Queste sono state le parole di Helena Dalli, la Commissaria dell’Unione Europea per l’uguaglianza. Il mese per celebrare l’uguaglianza è stato istituito per sottolineare, sensibilizzare e ricordare sempre l’importanza dell’inclusione di tutti gli individui, a prescindere dal genere o dall’etnia, nel mondo del lavoro ma anche negli altri ambiti della società. Il mese europeo nasce infatti dalla volontà della Commissione europea di invitare le organizzazioni in Europa a mostrarsi in favore delle diversità. Nel corso del tempo sono stati fatti progressi ed infatti quello delle pari opportunità è diventato un tema ampiamente dibattuto ma non è stato abbastanza per arrivare ad una sua totale risoluzione. In seguito all’epidemia di Covid-19 i posti di lavoro sono stati duramente messi a rischio e le percentuali dimostrano come questo sia andato a scapito soprattutto delle donne e di alcune etnie.

La normativa anti-discriminazione a livello europeo

L’Unione Europea si è sempre impegnata sin dalla sua nascita nella lotta alla discriminazione per volgere ad una sempre maggiore inclusione sociale. L’importanza della lotta alla discriminazione attuata dall’Unione Europea è infatti sancita formalmente dall’articolo 21 della Carta dei Diritti Fondamentali dell’Unione Europea: l’articolo infatti sancisce che: “ È vietata qualsiasi forma di discriminazione fondata, in particolare, sul sesso, la razza, il colore della pelle o l’origine etnica o sociale, le caratteristiche genetiche, la lingua, la religione o le convinzioni personali, le opinioni politiche o di qualsiasi altra natura, l’appartenenza ad una minoranza nazionale, il patrimonio, la nascita, la disabilità, l’età o l’orientamento sessuale. “.
Sin dal Trattato di Roma del 1957 è stata affrontata e vietata la discriminazione in relazione alla nazionalità e al genere per poi passare nel 2000 a tre fondamentali direttive: la “Direttiva sull’uguaglianza razziale”, che si fonda sul principio di parità di trattamento tra persone indipendentemente da razza, etnia o sesso, la “Direttiva sulla parità di trattamento in materia di occupazione” limitata all’ambito lavorativo che ha inserito in ambito lavorativo il divieto di discriminazione su base religiosa, di età e di orientamento sessuale e la “Direttiva sulla parità di genere” la quale vieta la discriminazione basata sul sesso nell’accesso ai servizi. Inoltre dal 2004 in Europa sono state istituite 26 Carte della diversità. Fondamentale è inoltre ricordare la più attuale “Decisione quadro del Consiglio europeo” de 2008 la quale ha obbligato tutti gli stati membri UE a prevedere sanzioni penali nel caso di fomento alla violazione o alla discriminazione.

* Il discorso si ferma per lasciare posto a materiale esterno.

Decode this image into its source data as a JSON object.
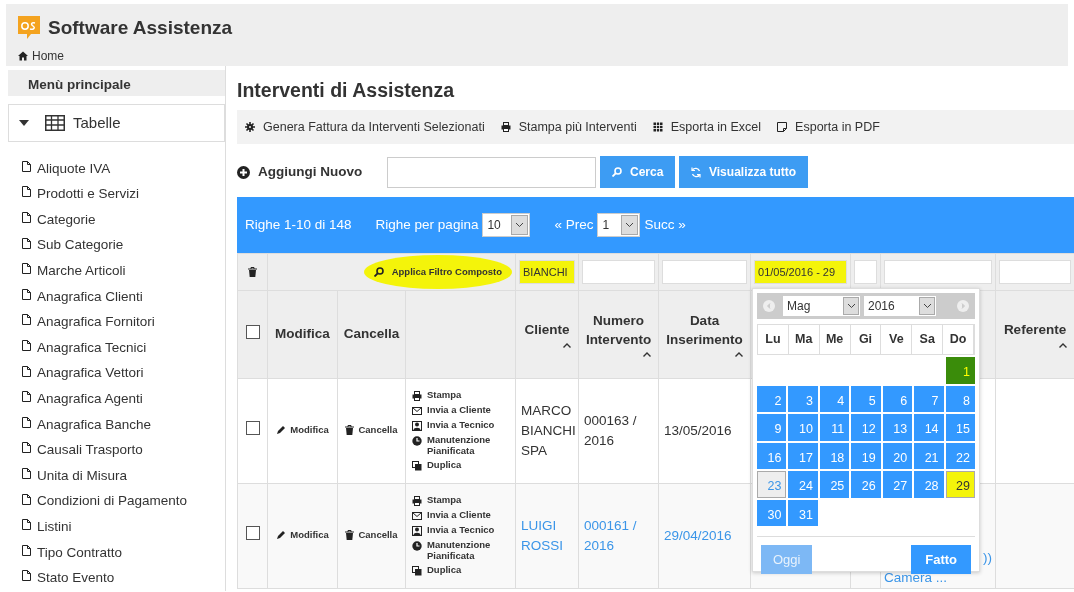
{
  "app": {
    "title": "Software Assistenza",
    "breadcrumb": "Home"
  },
  "sidebar": {
    "heading": "Menù principale",
    "group": {
      "label": "Tabelle",
      "expanded": true
    },
    "items": [
      "Aliquote IVA",
      "Prodotti e Servizi",
      "Categorie",
      "Sub Categorie",
      "Marche Articoli",
      "Anagrafica Clienti",
      "Anagrafica Fornitori",
      "Anagrafica Tecnici",
      "Anagrafica Vettori",
      "Anagrafica Agenti",
      "Anagrafica Banche",
      "Causali Trasporto",
      "Unita di Misura",
      "Condizioni di Pagamento",
      "Listini",
      "Tipo Contratto",
      "Stato Evento"
    ]
  },
  "page_title": "Interventi di Assistenza",
  "toolbar": [
    {
      "kind": "gear",
      "label": "Genera Fattura da Interventi Selezionati"
    },
    {
      "kind": "print",
      "label": "Stampa più Interventi"
    },
    {
      "kind": "excel",
      "label": "Esporta in Excel"
    },
    {
      "kind": "pdf",
      "label": "Esporta in PDF"
    }
  ],
  "add_button": "Aggiungi Nuovo",
  "search_button": "Cerca",
  "show_all_button": "Visualizza tutto",
  "pager": {
    "range": "Righe 1-10 di 148",
    "per_page_label": "Righe per pagina",
    "per_page": "10",
    "prev": "« Prec",
    "page": "1",
    "next": "Succ »"
  },
  "filter": {
    "apply_button": "Applica Filtro Composto",
    "apply_highlighted": true,
    "fields": [
      {
        "value": "BIANCHI",
        "highlighted": true
      },
      {
        "highlighted": false
      },
      {
        "highlighted": false
      },
      {
        "value": "01/05/2016 - 29",
        "highlighted": true
      },
      {
        "highlighted": false
      },
      {
        "highlighted": false
      },
      {
        "highlighted": false
      }
    ]
  },
  "columns": [
    {
      "kind": "checkbox",
      "checked": false
    },
    {
      "kind": "text",
      "label": "Modifica"
    },
    {
      "kind": "text",
      "label": "Cancella"
    },
    {
      "kind": "blank"
    },
    {
      "kind": "text",
      "label": "Cliente",
      "sortable": true
    },
    {
      "kind": "text",
      "label": "Numero Intervento",
      "sortable": true
    },
    {
      "kind": "text",
      "label": "Data Inserimento",
      "sortable": true
    },
    {
      "kind": "blank"
    },
    {
      "kind": "blank"
    },
    {
      "kind": "blank"
    },
    {
      "kind": "text",
      "label": "Referente",
      "sortable": true
    }
  ],
  "rows": [
    {
      "checked": false,
      "link": false,
      "edit": "Modifica",
      "delete": "Cancella",
      "actions": [
        {
          "kind": "print",
          "label": "Stampa"
        },
        {
          "kind": "mail",
          "label": "Invia a Cliente"
        },
        {
          "kind": "tech",
          "label": "Invia a Tecnico"
        },
        {
          "kind": "clock",
          "label": "Manutenzione Pianificata"
        },
        {
          "kind": "copy",
          "label": "Duplica"
        }
      ],
      "cliente": "MARCO BIANCHI SPA",
      "numero": "000163 / 2016",
      "data": "13/05/2016"
    },
    {
      "checked": false,
      "link": true,
      "edit": "Modifica",
      "delete": "Cancella",
      "actions": [
        {
          "kind": "print",
          "label": "Stampa"
        },
        {
          "kind": "mail",
          "label": "Invia a Cliente"
        },
        {
          "kind": "tech",
          "label": "Invia a Tecnico"
        },
        {
          "kind": "clock",
          "label": "Manutenzione Pianificata"
        },
        {
          "kind": "copy",
          "label": "Duplica"
        }
      ],
      "cliente": "LUIGI ROSSI",
      "numero": "000161 / 2016",
      "data": "29/04/2016",
      "column_10": [
        "))",
        "Camera ..."
      ]
    }
  ],
  "calendar": {
    "month": "Mag",
    "year": "2016",
    "weekdays": [
      "Lu",
      "Ma",
      "Me",
      "Gi",
      "Ve",
      "Sa",
      "Do"
    ],
    "weeks": [
      [
        {
          "kind": "blank"
        },
        {
          "kind": "blank"
        },
        {
          "kind": "blank"
        },
        {
          "kind": "blank"
        },
        {
          "kind": "blank"
        },
        {
          "kind": "blank"
        },
        {
          "kind": "day",
          "label": "1",
          "range_start": true,
          "range_end": false,
          "today": false
        }
      ],
      [
        {
          "kind": "day",
          "label": "2",
          "range_start": false,
          "range_end": false,
          "today": false
        },
        {
          "kind": "day",
          "label": "3",
          "range_start": false,
          "range_end": false,
          "today": false
        },
        {
          "kind": "day",
          "label": "4",
          "range_start": false,
          "range_end": false,
          "today": false
        },
        {
          "kind": "day",
          "label": "5",
          "range_start": false,
          "range_end": false,
          "today": false
        },
        {
          "kind": "day",
          "label": "6",
          "range_start": false,
          "range_end": false,
          "today": false
        },
        {
          "kind": "day",
          "label": "7",
          "range_start": false,
          "range_end": false,
          "today": false
        },
        {
          "kind": "day",
          "label": "8",
          "range_start": false,
          "range_end": false,
          "today": false
        }
      ],
      [
        {
          "kind": "day",
          "label": "9",
          "range_start": false,
          "range_end": false,
          "today": false
        },
        {
          "kind": "day",
          "label": "10",
          "range_start": false,
          "range_end": false,
          "today": false
        },
        {
          "kind": "day",
          "label": "11",
          "range_start": false,
          "range_end": false,
          "today": false
        },
        {
          "kind": "day",
          "label": "12",
          "range_start": false,
          "range_end": false,
          "today": false
        },
        {
          "kind": "day",
          "label": "13",
          "range_start": false,
          "range_end": false,
          "today": false
        },
        {
          "kind": "day",
          "label": "14",
          "range_start": false,
          "range_end": false,
          "today": false
        },
        {
          "kind": "day",
          "label": "15",
          "range_start": false,
          "range_end": false,
          "today": false
        }
      ],
      [
        {
          "kind": "day",
          "label": "16",
          "range_start": false,
          "range_end": false,
          "today": false
        },
        {
          "kind": "day",
          "label": "17",
          "range_start": false,
          "range_end": false,
          "today": false
        },
        {
          "kind": "day",
          "label": "18",
          "range_start": false,
          "range_end": false,
          "today": false
        },
        {
          "kind": "day",
          "label": "19",
          "range_start": false,
          "range_end": false,
          "today": false
        },
        {
          "kind": "day",
          "label": "20",
          "range_start": false,
          "range_end": false,
          "today": false
        },
        {
          "kind": "day",
          "label": "21",
          "range_start": false,
          "range_end": false,
          "today": false
        },
        {
          "kind": "day",
          "label": "22",
          "range_start": false,
          "range_end": false,
          "today": false
        }
      ],
      [
        {
          "kind": "day",
          "label": "23",
          "range_start": false,
          "range_end": false,
          "today": true
        },
        {
          "kind": "day",
          "label": "24",
          "range_start": false,
          "range_end": false,
          "today": false
        },
        {
          "kind": "day",
          "label": "25",
          "range_start": false,
          "range_end": false,
          "today": false
        },
        {
          "kind": "day",
          "label": "26",
          "range_start": false,
          "range_end": false,
          "today": false
        },
        {
          "kind": "day",
          "label": "27",
          "range_start": false,
          "range_end": false,
          "today": false
        },
        {
          "kind": "day",
          "label": "28",
          "range_start": false,
          "range_end": false,
          "today": false
        },
        {
          "kind": "day",
          "label": "29",
          "range_start": false,
          "range_end": true,
          "today": false
        }
      ],
      [
        {
          "kind": "day",
          "label": "30",
          "range_start": false,
          "range_end": false,
          "today": false
        },
        {
          "kind": "day",
          "label": "31",
          "range_start": false,
          "range_end": false,
          "today": false
        },
        {
          "kind": "blank"
        },
        {
          "kind": "blank"
        },
        {
          "kind": "blank"
        },
        {
          "kind": "blank"
        },
        {
          "kind": "blank"
        }
      ]
    ],
    "today_button": {
      "label": "Oggi",
      "disabled": true
    },
    "done_button": "Fatto"
  }
}
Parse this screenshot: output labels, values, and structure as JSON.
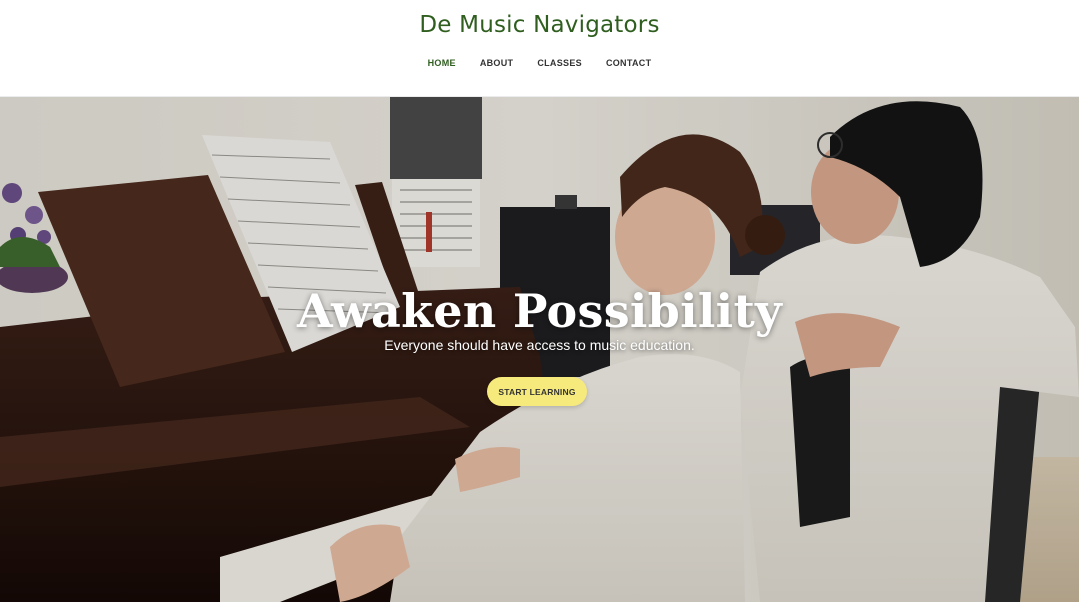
{
  "site": {
    "title": "De Music Navigators"
  },
  "nav": {
    "items": [
      {
        "label": "HOME",
        "active": true
      },
      {
        "label": "ABOUT",
        "active": false
      },
      {
        "label": "CLASSES",
        "active": false
      },
      {
        "label": "CONTACT",
        "active": false
      }
    ]
  },
  "hero": {
    "headline": "Awaken Possibility",
    "subheadline": "Everyone should have access to music education.",
    "cta_label": "START LEARNING",
    "image_subject": "teacher and girl playing piano"
  },
  "colors": {
    "brand_green": "#2f5e1f",
    "cta_yellow": "#f7ea7c"
  }
}
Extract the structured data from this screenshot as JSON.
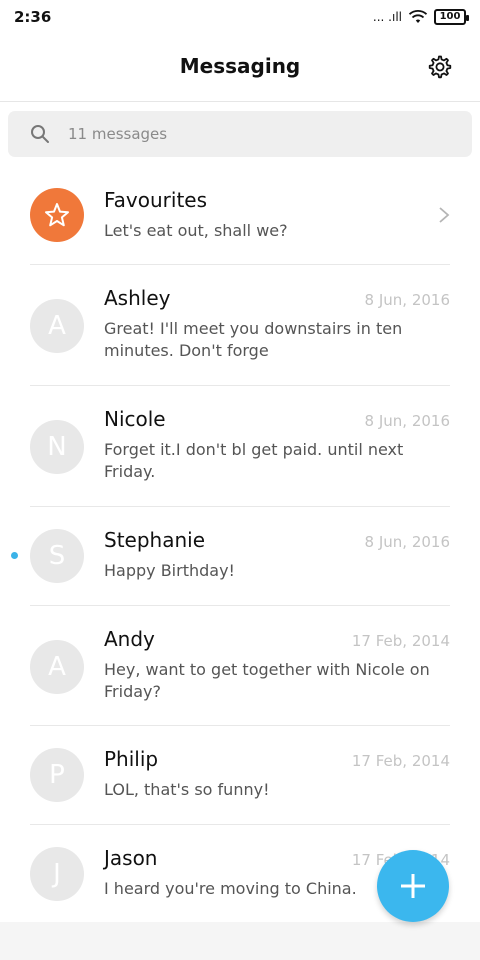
{
  "status_bar": {
    "time": "2:36",
    "signal_text": "... .ıll",
    "battery": "100"
  },
  "header": {
    "title": "Messaging"
  },
  "search": {
    "placeholder": "11 messages"
  },
  "conversations": [
    {
      "initial": "",
      "name": "Favourites",
      "date": "",
      "preview": "Let's eat out, shall we?",
      "favourite": true
    },
    {
      "initial": "A",
      "name": "Ashley",
      "date": "8 Jun, 2016",
      "preview": "Great! I'll meet you downstairs in ten minutes. Don't forge"
    },
    {
      "initial": "N",
      "name": "Nicole",
      "date": "8 Jun, 2016",
      "preview": "Forget it.I don't bl get paid. until next Friday."
    },
    {
      "initial": "S",
      "name": "Stephanie",
      "date": "8 Jun, 2016",
      "preview": "Happy Birthday!",
      "unread": true
    },
    {
      "initial": "A",
      "name": "Andy",
      "date": "17 Feb, 2014",
      "preview": "Hey, want to get together with Nicole on Friday?"
    },
    {
      "initial": "P",
      "name": "Philip",
      "date": "17 Feb, 2014",
      "preview": "LOL, that's so funny!"
    },
    {
      "initial": "J",
      "name": "Jason",
      "date": "17 Feb, 2014",
      "preview": "I heard you're moving to China."
    }
  ],
  "colors": {
    "accent": "#3bb7ee",
    "favourite": "#f0783a",
    "unread": "#3bb3e8"
  },
  "icons": {
    "settings": "gear-icon",
    "search": "search-icon",
    "favourite": "star-icon",
    "open": "chevron-right-icon",
    "compose": "plus-icon"
  }
}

I dati sulla lotta alla discriminazione

Nonostante le normative e i passi avanti che l’Unione ha fatto in relazione alla lotta contro la discriminazione, in Europa i numeri dimostrano che la discriminazione ancora è presente. Proprio per valutare il tasso di discriminazione all’interno dell’UE, l’Agenzia dell’Unione Europea per i diritti fondamentali ha avviato un’analisi e ha condotto un’indagine sulla questione. Dai dati è emerso che il 25 % degli intervistati è stato discriminato a livello razziale nel cercare lavoro e che l’82 % di essi ha ritenuto che il colore della pelle e la propria fisicità siano stati i motivi principale di discriminazione nella ricerca di un impiego. E ancora, una persona di origine africana su tre afferma di aver subito molestie di tipo razzista negli ultimi cinque anni.

Verso una Europa più inclusiva 

È di rapida deduzione basandosi sui dati sopracitati quanto sia ancora enormemente diffusa la discriminazione sulla base del sesso, religione, età e etnia in tutti gli ambiti della quotidianità ma ancor di più per quanto riguarda l’accesso al mercato del lavoro. È per questo motivo che la Commissione europea ha sentito la necessità di dedicare alla sensibilizzazione su questo tema un intero mese coì da evidenziare l’entità del problema che ancora oggi purtroppo è presente per arrivare alla costruzione di una società europea equa e inclusiva.